Стук пулемета отмерил один из ста шестидесяти трех дней, которые мы прожили в подвале.

Еще много раз я приходила в землянку, где уютно пахло древесной смолой. Павел Михайлович ставил котелок с дымящейся кашей или супом. Задумчиво смотрел, как я ела. Было в его рассказах такое, что и через годы не дает мне покоя. Говорил о том, как уходил на фронт, как двигался воинский эшелон к Сталинграду. Помню его рассказ. Бомбой перевернуло вагоны. Молодому лейтенанту оторвало ноги. Час назад сидели вместе, шутили, пели. Вспоминали о ночной атаке. Прорывались из горящего дома, окруженного гитлеровцами. Как уцелеть в свинцовой пурге? Гранатами прокладывали дорогу. Бились прикладом и штыком. Крики, стоны, брань. Почему Павел Михайлович говорил об этом мне, испуганной девочке с косичками? Шел ноябрь 1942 года. Впереди были многие километры войны. Он верил, что я останусь жить и запомню все, что он рассказывал о себе и товарищах. Павел Михайлович был, что называется, штатским человеком. Рассказывал, будто сам удивлялся. Теперь я понимаю: все увиденное на фронте потрясло его сознание.

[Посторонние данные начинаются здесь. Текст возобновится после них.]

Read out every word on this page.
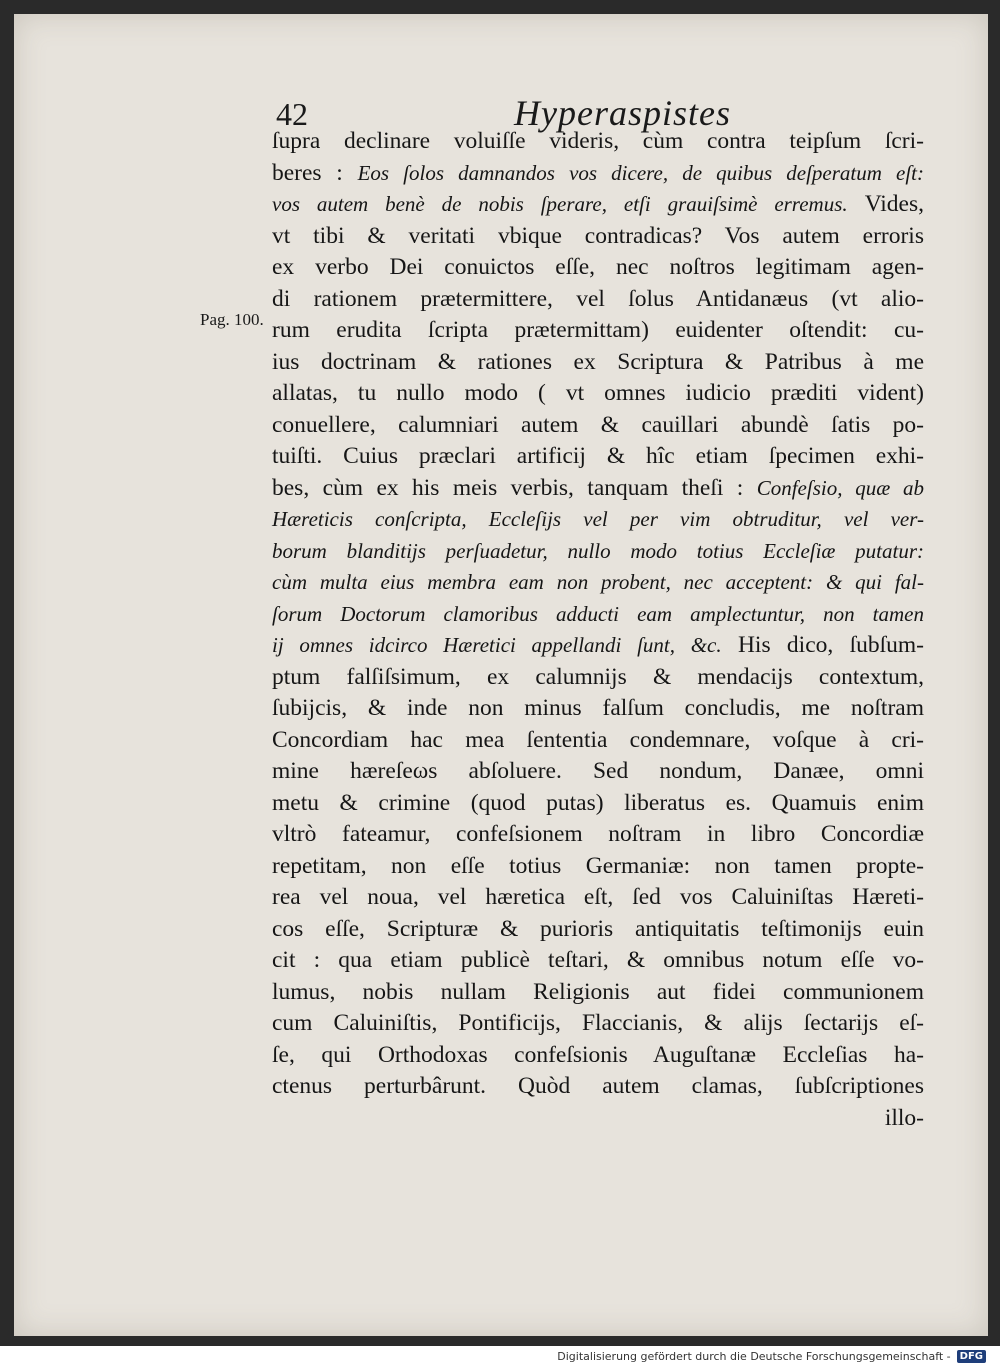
42	Hyperaspistes
Pag. 100.
ſupra declinare voluiſſe videris, cùm contra teipſum ſcri-
beres : Eos ſolos damnandos vos dicere, de quibus deſperatum eſt:
vos autem benè de nobis ſperare, etſi grauiſsimè erremus. Vides,
vt tibi & veritati vbique contradicas? Vos autem erroris
ex verbo Dei conuictos eſſe, nec noſtros legitimam agen-
di rationem prætermittere, vel ſolus Antidanæus (vt alio-
rum erudita ſcripta prætermittam) euidenter oſtendit: cu-
ius doctrinam & rationes ex Scriptura & Patribus à me
allatas, tu nullo modo ( vt omnes iudicio præditi vident)
conuellere, calumniari autem & cauillari abundè ſatis po-
tuiſti. Cuius præclari artificij & hîc etiam ſpecimen exhi-
bes, cùm ex his meis verbis, tanquam theſi : Confeſsio, quæ ab
Hæreticis conſcripta, Eccleſijs vel per vim obtruditur, vel ver-
borum blanditijs perſuadetur, nullo modo totius Eccleſiæ putatur:
cùm multa eius membra eam non probent, nec acceptent: & qui fal-
ſorum Doctorum clamoribus adducti eam amplectuntur, non tamen
ij omnes idcirco Hæretici appellandi ſunt, &c. His dico, ſubſum-
ptum falſiſsimum, ex calumnijs & mendacijs contextum,
ſubijcis, & inde non minus falſum concludis, me noſtram
Concordiam hac mea ſententia condemnare, voſque à cri-
mine hæreſeωs abſoluere. Sed nondum, Danæe, omni
metu & crimine (quod putas) liberatus es. Quamuis enim
vltrò fateamur, confeſsionem noſtram in libro Concordiæ
repetitam, non eſſe totius Germaniæ: non tamen propte-
rea vel noua, vel hæretica eſt, ſed vos Caluiniſtas Hæreti-
cos eſſe, Scripturæ & purioris antiquitatis teſtimonijs euin
cit : qua etiam publicè teſtari, & omnibus notum eſſe vo-
lumus, nobis nullam Religionis aut fidei communionem
cum Caluiniſtis, Pontificijs, Flaccianis, & alijs ſectarijs eſ-
ſe, qui Orthodoxas confeſsionis Auguſtanæ Eccleſias ha-
ctenus perturbârunt. Quòd autem clamas, ſubſcriptiones
illo-
Digitalisierung gefördert durch die Deutsche Forschungsgemeinschaft - DFG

Через годы по командировке «Комсомольской правды» я приеду в Куйбышев. Здесь, разыскав Бориса Корженко, впервые узнаю, что Павел Михайлович погиб на Украине при освобождении города Котовска.

Его нет. А я все помню.

Л. УспенскийТак было

В 1943 году Политическое управление Краснознаменного Балтийского флота (мы звали его сокращенно — ПУБАЛТ) помещалось на Петроградской стороне, на улице Попова, в здании электротехнического института. Мы, причисленные к Балтфлоту писатели, считали его своим домом: здесь жили и работали.

Как-то в один теплый весенний день мне понадобилось с утра пойти в город. Я спустился вниз, предъявил постовым у входа пропуск, усыпанный множеством таинственных, припечатанных поверх текста, причудливых значков и клейм (они сменялись часто, чтобы никакой агент врага не мог воспользоваться случайно потерянным или украденным пропуском), вышел под сень только-только распустивших первые листки могучих тополей у подъезда и пошел по тихой улице нашей к Кировскому проспекту.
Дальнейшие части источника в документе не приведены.